Siqueiros proved to be no lone unfriended individual on the run and rejected by his political co-thinkers as ‘very dangerous to the working class’. On the contrary, events demonstrated that behind him stood powerful interests, highly influential in Mexican society. Finally traced and arrested, held on a charge of nine counts, including one of murder, he succeeded in securing his release on bail, because the judges, although all agreeing that he had directed the attack on Trotsky, could not agree that he had actually pulled the trigger of the weapon that killed Harte. Less than a month after his release he jumped bail and flew to Cuba, in spite of the fact that his preparations for flight, including the securing of a passport, had been reported in the Mexican press well beforehand. Arrested again in Chile as a fugitive from justice, he was again released on the intervention of the Mexican ambassador. Later he returned to Mexico of his own free will, only too confident that he could ‘beat the rap’. He was received with acclamation by the Stalinists, further proof, if any is needed, of the worthlessness of their previous statements, and to date, although the charges against him still stand, no trial has taken place; nor has he, up to the time of writing these lines, been re-arrested. He probably never will be. The resources of the GPU are very great; its tentacles reach out in all directions, into the least suspected places, and some of those who serve it are not even fully aware of the fact themselves. And the art of utilising disagreements among one’s enemies, although not invented by the GPU, has been brought by it to a point of high perfection.

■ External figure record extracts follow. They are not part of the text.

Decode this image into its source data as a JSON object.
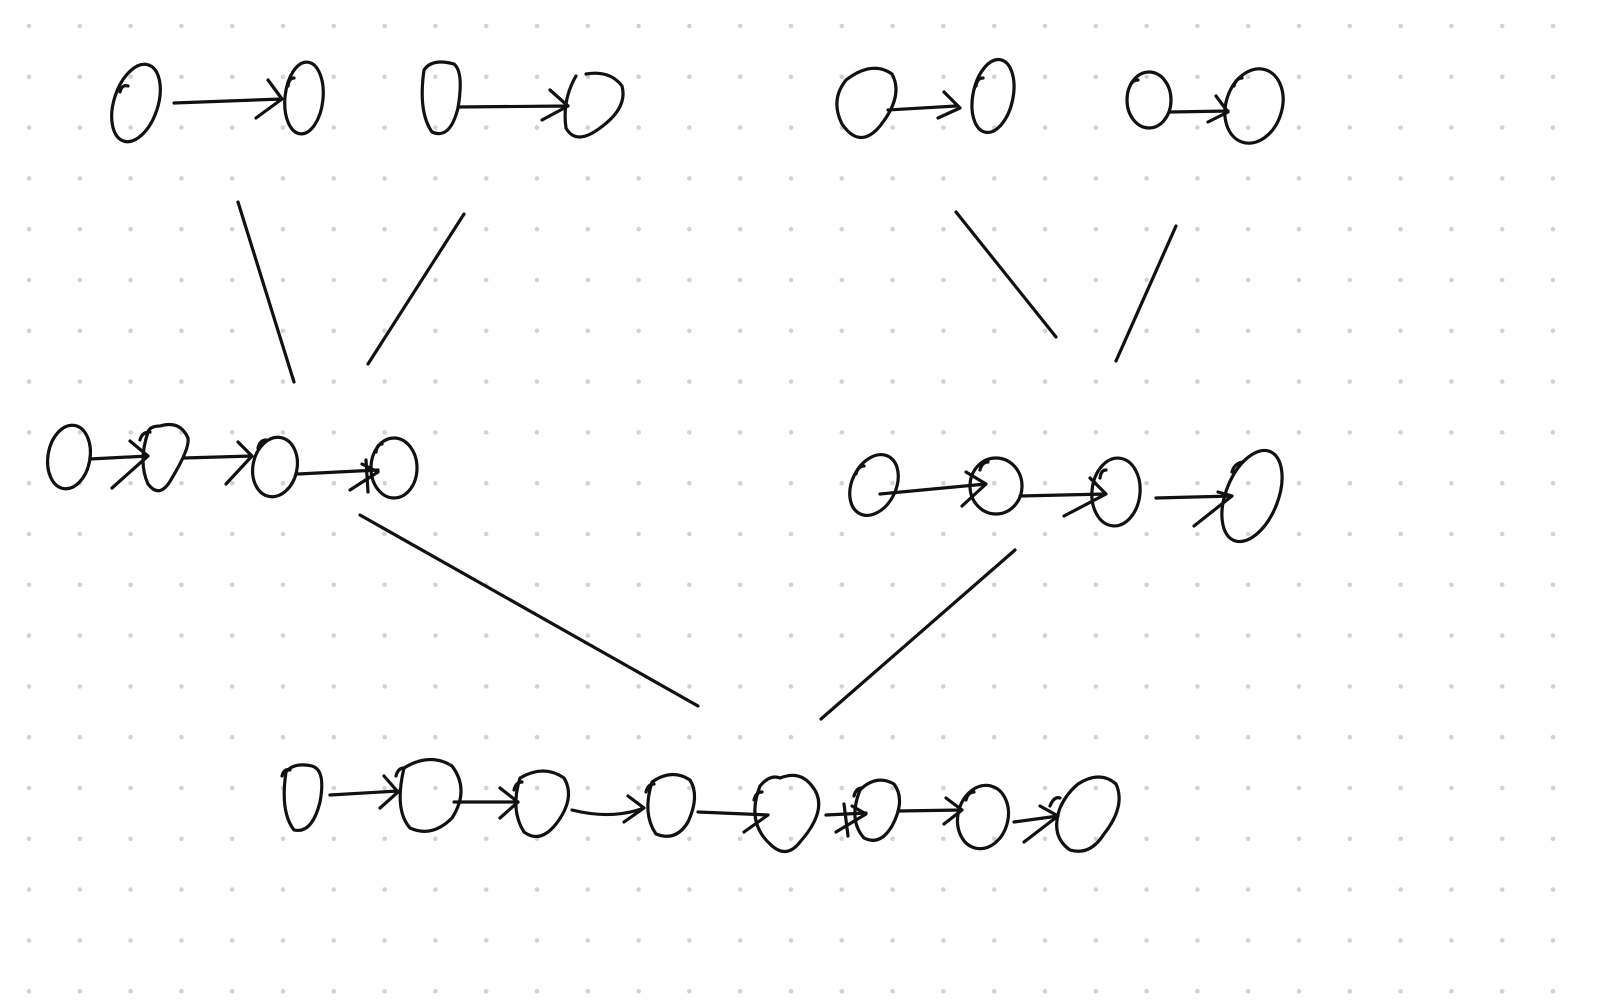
{
  "colors": {
    "background": "#ffffff",
    "ink": "#111111",
    "grid_dot": "#d2d2d2"
  },
  "diagram": {
    "type": "merge-tree-of-linked-lists",
    "grid": "dotted",
    "levels": [
      {
        "level": 0,
        "lists": [
          {
            "nodes": 2
          },
          {
            "nodes": 2
          },
          {
            "nodes": 2
          },
          {
            "nodes": 2
          }
        ]
      },
      {
        "level": 1,
        "lists": [
          {
            "nodes": 4,
            "merged_from": [
              0,
              1
            ]
          },
          {
            "nodes": 4,
            "merged_from": [
              2,
              3
            ]
          }
        ]
      },
      {
        "level": 2,
        "lists": [
          {
            "nodes": 8,
            "merged_from": [
              0,
              1
            ]
          }
        ]
      }
    ],
    "merge_lines": 6
  }
}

1. This is a reference to Diego de Riviera, the painter of revolutionary subjects. At one time a supporter of Trotsky, he was then a follower of General Almazán, whose name was regarded by the labour movement in general as synonymous with reaction. Riviera has recently been reported as having unsuccessfully applied to return to the Communist Party. [Author’s note] The word attentat is a French word meaning an assassination attempt – MIA.